12 (char-in c . ls) Checking if a character (c) exists in a list (ls). Returning #t if it exists otherwise #f.
19 (read-words fname) Reading a file named fname and returning a list of symbols. The function converts caps to lowers and converts a list of characters (w) to a symbol and adds it to a list of symbols (wls).
36 (sort-by-frequency al) Sorting association lists (al) by frequency of appearance in descending order.

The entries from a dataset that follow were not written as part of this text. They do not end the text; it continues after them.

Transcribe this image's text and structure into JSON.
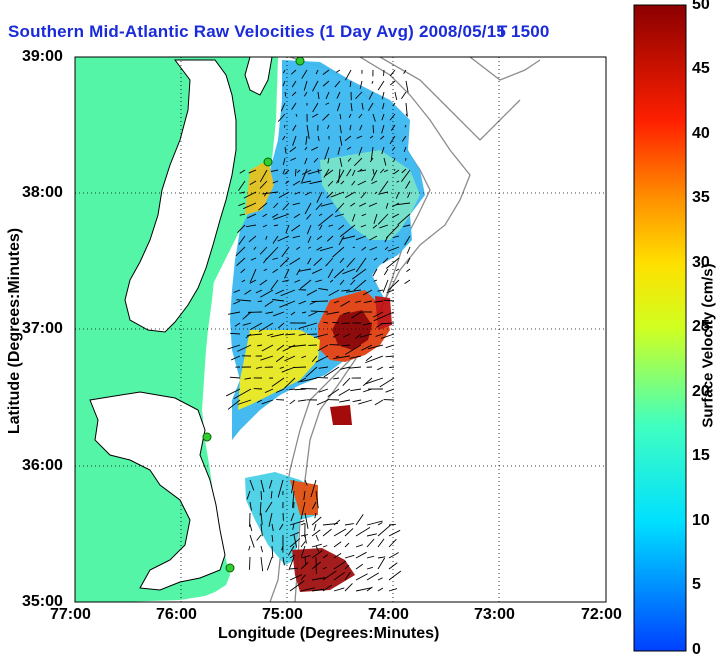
{
  "title": "Southern Mid-Atlantic Raw Velocities (1 Day Avg) 2008/05/15 1500",
  "title_tail": "T",
  "x_axis": {
    "label": "Longitude (Degrees:Minutes)",
    "ticks": [
      "77:00",
      "76:00",
      "75:00",
      "74:00",
      "73:00",
      "72:00"
    ]
  },
  "y_axis": {
    "label": "Latitude (Degrees:Minutes)",
    "ticks": [
      "39:00",
      "38:00",
      "37:00",
      "36:00",
      "35:00"
    ]
  },
  "colorbar": {
    "label": "Surface Velocity (cm/s)",
    "ticks": [
      "50",
      "45",
      "40",
      "35",
      "30",
      "25",
      "20",
      "15",
      "10",
      "5",
      "0"
    ]
  },
  "colors": {
    "land": "#55f5a8",
    "title": "#1a2bd9",
    "vector": "#000000",
    "bathymetry": "#8c8c8c",
    "station": "#33cc33"
  }
}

39 (wc fname) It reads a file named fname and returns a sorted association list by frequency in descending order. As the function uses symbol, eq-hash-table is applicable which uses fast eq? to compare keys (line 40). The function counts words in the list of words created by read-words and stores in a hash table (lines 44–46). It converts the hash-table to a association list and sorts it when the counting has been finished (line 43).

4. Summary

Symbol is a characteristic data type of Lisp/Scheme and is used to analyze text (such word count, parsing, so on), because fast functions are available for this data type.